Excess heat from the planet’s core can raise the temperature at the base of the mantle. Such a pulse of heat might create a mantle plume, a rising column of hot mantle rock with a broad head and narrow tail. When these rising plumes penetrate Earth’s crust, they create hot spots, initiate flood-basalt eruptions, and commonly lead to continental fracturing and the beginning of a new episode of seafloor spreading. The new source of periodic heating by dark matter in our planet’s interior could lead to periodic outbreaks of mantle-plume activity and changes in convection patterns in Earth’s core and mantle, which could affect global tectonics, volcanism, geomagnetic field reversals, and climate, such as our planet has experienced in the past.

These geologic events could lead to environmental changes that might be enough to cause extinction events on their own.

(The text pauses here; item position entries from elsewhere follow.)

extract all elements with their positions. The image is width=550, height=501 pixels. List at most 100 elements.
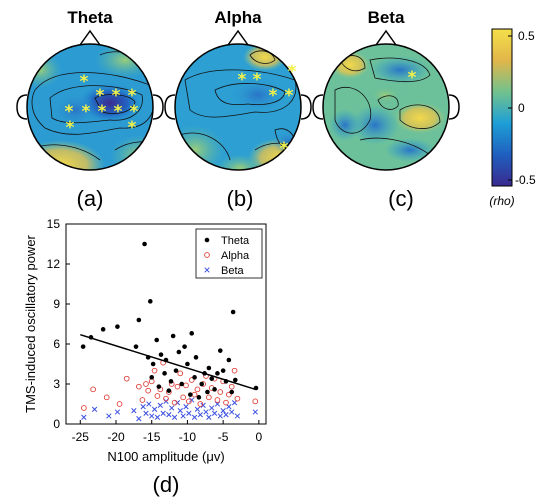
right-ear-icon (448, 94, 460, 120)
data-point-beta (183, 404, 189, 410)
data-point-alpha (206, 394, 212, 401)
legend-label: Beta (221, 265, 245, 277)
data-point-theta (133, 344, 139, 349)
data-point-alpha (163, 395, 169, 402)
x-tick-label: -25 (72, 430, 90, 444)
legend-marker-theta (204, 237, 210, 243)
data-point-theta (80, 344, 86, 349)
data-point-beta (91, 406, 98, 412)
data-point-alpha (180, 394, 186, 401)
legend-marker-alpha (204, 252, 210, 258)
left-ear-icon (312, 94, 324, 120)
data-point-alpha (197, 401, 204, 407)
data-point-theta (217, 348, 223, 353)
data-point-theta (226, 357, 232, 363)
data-point-theta (220, 368, 226, 373)
data-point-theta (156, 384, 162, 389)
x-tick-label: -15 (143, 430, 161, 444)
data-point-theta (142, 241, 147, 247)
data-point-theta (168, 379, 174, 384)
svg-text:*: * (253, 70, 262, 90)
y-tick-label: 9 (53, 297, 60, 311)
y-tick-label: 15 (47, 217, 61, 231)
data-point-alpha (234, 395, 241, 402)
trend-line (80, 333, 256, 391)
data-point-alpha (228, 383, 235, 390)
svg-text:*: * (285, 86, 294, 106)
colorbar-tick: -0.5 (515, 173, 536, 187)
data-point-alpha (139, 397, 146, 403)
data-point-theta (170, 333, 176, 339)
svg-text:*: * (130, 102, 139, 122)
data-point-theta (232, 377, 238, 383)
data-point-alpha (191, 391, 198, 398)
svg-text:*: * (280, 139, 289, 159)
data-point-beta (177, 408, 183, 414)
y-tick-label: 3 (53, 377, 60, 391)
data-point-beta (203, 409, 209, 415)
svg-text:*: * (269, 86, 278, 106)
nose-icon (79, 29, 101, 46)
data-point-theta (229, 389, 235, 395)
data-point-alpha (154, 393, 161, 399)
data-point-theta (199, 381, 205, 387)
data-point-beta (81, 414, 87, 420)
significant-electrodes: * (408, 68, 417, 88)
significant-electrodes: * * * * * * * * * * * (65, 72, 139, 138)
data-point-beta (211, 410, 218, 416)
data-point-beta (186, 410, 192, 416)
data-point-theta (215, 371, 220, 376)
data-point-beta (154, 414, 161, 420)
data-point-alpha (103, 394, 110, 401)
head-outline (26, 43, 154, 171)
data-point-theta (179, 381, 185, 387)
data-point-beta (166, 412, 172, 418)
data-point-alpha (90, 386, 96, 393)
data-point-theta (115, 324, 120, 329)
data-point-theta (209, 376, 215, 381)
colorbar-label: (rho) (489, 194, 514, 208)
svg-text:*: * (96, 86, 105, 106)
svg-text:*: * (66, 118, 75, 138)
nose-icon (375, 29, 397, 46)
data-point-beta (206, 414, 212, 420)
data-point-beta (180, 413, 186, 419)
svg-text:*: * (128, 118, 137, 138)
svg-text:*: * (288, 62, 297, 82)
data-point-theta (185, 361, 190, 367)
colorbar-tick: 0 (518, 101, 525, 115)
data-point-beta (200, 402, 206, 408)
x-tick-label: -20 (107, 430, 125, 444)
data-point-theta (147, 299, 153, 304)
data-point-alpha (188, 377, 195, 383)
data-point-alpha (226, 391, 232, 398)
topomap-title: Beta (368, 8, 405, 27)
data-point-beta (214, 401, 221, 407)
data-point-alpha (186, 398, 192, 405)
data-point-beta (217, 413, 223, 419)
data-point-alpha (194, 386, 201, 393)
topomap-beta: Beta * (c) (312, 8, 460, 211)
data-point-alpha (81, 405, 87, 411)
y-tick-label: 6 (53, 337, 60, 351)
data-point-beta (209, 405, 215, 411)
data-point-alpha (217, 389, 224, 395)
colorbar: 0.5 0 -0.5 (rho) (489, 28, 536, 208)
y-axis-title: TMS-induced oscillatory power (23, 234, 38, 412)
y-tick-label: 12 (47, 257, 61, 271)
data-point-theta (154, 337, 160, 343)
data-point-beta (157, 402, 163, 408)
data-point-beta (234, 413, 241, 419)
data-point-beta (106, 413, 112, 419)
panel-label: (c) (388, 186, 414, 211)
data-point-beta (151, 406, 158, 412)
data-point-beta (174, 400, 181, 406)
data-point-theta (206, 365, 212, 371)
svg-text:*: * (98, 102, 107, 122)
legend-label: Alpha (221, 250, 250, 262)
data-point-beta (160, 410, 166, 416)
topomap-alpha: Alpha * * * * * * (b) (164, 8, 312, 211)
left-ear-icon (16, 94, 28, 120)
data-point-theta (166, 388, 172, 393)
data-point-theta (149, 375, 155, 380)
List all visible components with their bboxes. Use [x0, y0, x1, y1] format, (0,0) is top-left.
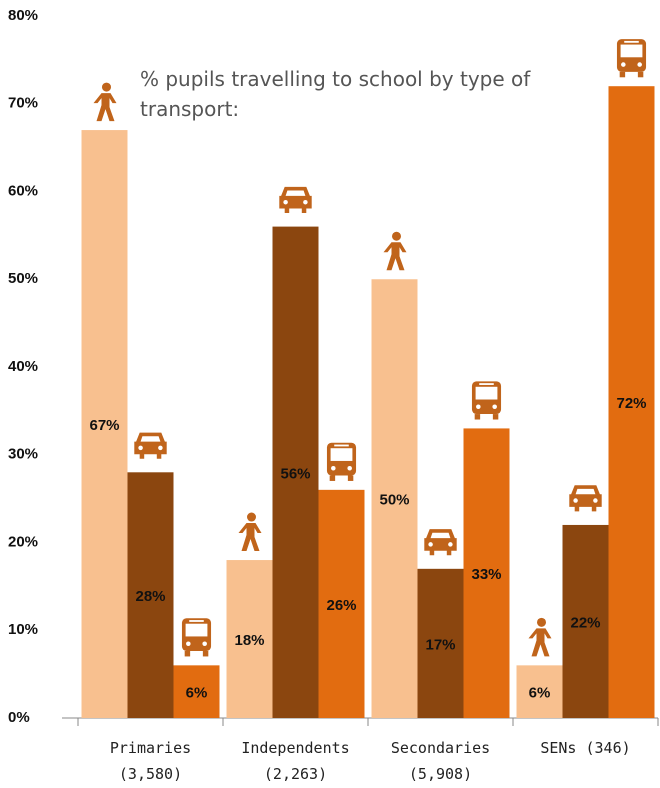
value-label: 33%	[471, 566, 501, 583]
value-label: 6%	[186, 685, 208, 702]
y-tick-label: 70%	[8, 95, 38, 112]
transport-icon	[569, 485, 602, 512]
bar	[463, 428, 510, 718]
y-tick-label: 10%	[8, 621, 38, 638]
value-label: 26%	[326, 597, 356, 614]
transport-icon	[616, 39, 647, 78]
x-tick-label: Secondaries (5,908)	[390, 739, 491, 783]
value-label: 67%	[89, 417, 119, 434]
transport-icon	[181, 618, 212, 657]
value-label: 6%	[529, 685, 551, 702]
y-tick-label: 60%	[8, 182, 38, 199]
y-tick-label: 50%	[8, 270, 38, 287]
transport-icon	[134, 432, 167, 459]
value-label: 18%	[234, 632, 264, 649]
bar	[226, 560, 273, 718]
bar	[318, 489, 365, 718]
x-tick-label: SENs (346)	[540, 739, 631, 757]
y-tick-label: 30%	[8, 446, 38, 463]
value-label: 50%	[379, 492, 409, 509]
x-tick-label: Independents (2,263)	[241, 739, 350, 783]
value-label: 56%	[280, 465, 310, 482]
transport-icon	[93, 82, 117, 122]
bar	[173, 665, 220, 718]
bar	[516, 665, 563, 718]
transport-icon	[326, 442, 357, 481]
bar	[371, 279, 418, 718]
chart-title: % pupils travelling to school by type of…	[140, 67, 531, 121]
value-label: 17%	[425, 636, 455, 653]
bar	[608, 86, 655, 718]
transport-icon	[279, 186, 312, 213]
transport-icon	[424, 529, 457, 556]
transport-icon	[471, 381, 502, 420]
bar	[127, 472, 174, 718]
value-label: 72%	[616, 395, 646, 412]
bar	[562, 524, 609, 718]
y-tick-label: 0%	[8, 709, 30, 726]
bar	[417, 568, 464, 718]
transport-icon	[383, 231, 407, 271]
y-tick-label: 40%	[8, 358, 38, 375]
transport-icon	[238, 512, 262, 552]
value-label: 22%	[570, 614, 600, 631]
x-tick-label: Primaries (3,580)	[109, 739, 192, 783]
y-tick-label: 80%	[8, 7, 38, 24]
transport-icon	[528, 617, 552, 657]
bar	[81, 130, 128, 718]
y-tick-label: 20%	[8, 533, 38, 550]
bar	[272, 226, 319, 718]
value-label: 28%	[135, 588, 165, 605]
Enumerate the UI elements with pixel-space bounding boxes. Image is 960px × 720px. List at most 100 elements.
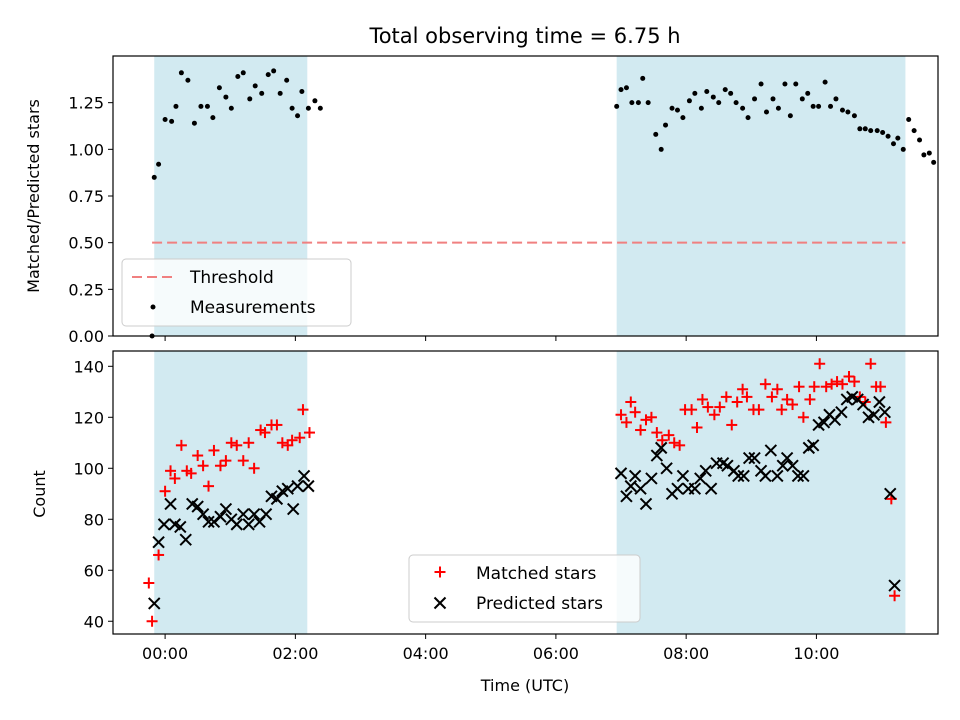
predicted-star-point <box>286 502 300 516</box>
measurement-point <box>845 109 851 115</box>
measurement-point <box>763 109 769 115</box>
predicted-star-point <box>671 482 684 495</box>
top-panel-ratio: 0.00 0.25 0.50 0.75 1.00 1.25 Matched/Predict… <box>24 55 939 346</box>
measurement-point <box>618 87 624 93</box>
measurement-point <box>658 146 664 152</box>
legend-measurements-swatch <box>150 304 156 310</box>
legend-predicted-label: Predicted stars <box>476 594 603 614</box>
matched-star-point <box>143 577 155 589</box>
measurement-point <box>816 103 822 109</box>
measurement-point <box>259 90 265 96</box>
predicted-star-point <box>759 469 772 483</box>
predicted-star-point <box>694 472 707 485</box>
predicted-star-point <box>628 469 642 483</box>
measurement-point <box>895 135 901 141</box>
measurement-point <box>265 72 271 78</box>
measurement-point <box>833 96 839 102</box>
predicted-star-point <box>624 479 638 493</box>
y-tick-label: 0.75 <box>68 187 104 206</box>
x-axis-label: Time (UTC) <box>480 676 569 695</box>
matched-star-point <box>787 399 799 411</box>
measurement-point <box>839 107 845 113</box>
predicted-star-point <box>259 507 273 521</box>
matched-star-point <box>192 450 204 462</box>
matched-star-point <box>225 437 237 449</box>
matched-star-point <box>848 376 860 388</box>
measurement-point <box>204 103 210 109</box>
y-tick-label: 0.25 <box>68 280 104 299</box>
measurement-point <box>223 94 229 100</box>
matched-star-point <box>208 444 220 456</box>
matched-star-point <box>197 460 209 472</box>
measurement-point <box>710 94 716 100</box>
matched-star-point <box>214 460 226 472</box>
matched-star-point <box>165 465 177 477</box>
legend-matched-label: Matched stars <box>476 564 596 584</box>
matched-star-point <box>175 439 187 451</box>
predicted-star-point <box>247 507 261 521</box>
measurement-point <box>799 96 805 102</box>
measurement-point <box>210 115 216 121</box>
matched-star-point <box>766 391 778 403</box>
measurement-point <box>900 146 906 152</box>
predicted-star-point <box>676 469 690 483</box>
measurement-point <box>874 128 880 134</box>
measurement-point <box>782 81 788 87</box>
predicted-star-point <box>660 462 673 475</box>
measurement-point <box>173 103 179 109</box>
predicted-star-point <box>297 469 311 483</box>
matched-star-point <box>708 409 720 421</box>
measurement-point <box>921 152 927 158</box>
measurement-point <box>733 100 739 106</box>
predicted-star-point <box>780 451 794 465</box>
y-tick-label: 140 <box>73 357 104 376</box>
measurement-point <box>178 70 184 76</box>
top-y-axis: 0.00 0.25 0.50 0.75 1.00 1.25 <box>68 94 113 346</box>
measurement-point <box>277 90 283 96</box>
matched-star-point <box>804 393 816 405</box>
measurement-point <box>669 105 675 111</box>
y-tick-label: 40 <box>84 612 104 631</box>
matched-star-point <box>880 416 892 428</box>
x-tick-label: 10:00 <box>793 644 839 663</box>
measurement-point <box>653 131 659 137</box>
legend-threshold-label: Threshold <box>189 268 274 288</box>
measurement-point <box>906 116 912 122</box>
matched-star-point <box>237 455 249 467</box>
predicted-star-point <box>152 536 165 549</box>
y-tick-label: 80 <box>84 510 104 529</box>
legend-predicted-swatch <box>433 596 447 610</box>
matched-star-point <box>674 439 686 451</box>
predicted-star-point <box>764 444 778 457</box>
measurement-point <box>663 122 669 128</box>
matched-star-point <box>651 427 663 439</box>
legend-measurements-label: Measurements <box>190 298 316 318</box>
predicted-star-point <box>270 492 284 506</box>
x-tick-label: 00:00 <box>142 644 188 663</box>
matched-star-point <box>645 411 657 423</box>
predicted-star-point <box>786 459 799 472</box>
shaded-interval <box>616 56 906 336</box>
measurement-point <box>198 103 204 109</box>
measurement-point <box>312 98 318 104</box>
measurement-point <box>805 90 811 96</box>
measurement-point <box>917 137 923 143</box>
matched-stars-series <box>143 358 901 627</box>
measurement-point <box>299 88 305 94</box>
measurement-point <box>728 90 734 96</box>
predicted-star-point <box>748 451 761 465</box>
x-tick-label: 02:00 <box>272 644 318 663</box>
measurement-point <box>289 105 295 111</box>
legend-predicted-marker <box>433 596 447 610</box>
bottom-plot-frame <box>112 350 939 635</box>
measurement-point <box>252 83 258 89</box>
matched-star-point <box>702 401 714 413</box>
matched-star-point <box>153 549 165 561</box>
matched-star-point <box>731 396 743 408</box>
predicted-star-point <box>196 507 210 521</box>
measurement-point <box>680 115 686 121</box>
predicted-star-point <box>797 469 810 483</box>
measurement-point <box>235 74 241 80</box>
legend-matched-swatch <box>434 566 446 578</box>
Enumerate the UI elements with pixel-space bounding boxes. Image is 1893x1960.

A correlation of some extinctions with times of massive volcanic outpourings of lava supports this view. This new hypothesis links geologic events on Earth with the structure and dynamics of the Milky Way Galaxy.

It is still too early to tell if the ingredients of this hypothesis will withstand further examination and testing. Of course, correlations among geologic events can occur even if they are not part of a periodic pattern, and long-term geological cycles may exist apart from any external cosmic connections. The virtue of the galactic explanation for terrestrial periodicity lies in its universality — because all stars in the galaxy’s disk, many of which harbor planets, undergo a similar oscillation about the galactic midplane — and in its linkage of biological and geological evolution on Earth, and perhaps in other solar systems, to the great cycles of our galaxy.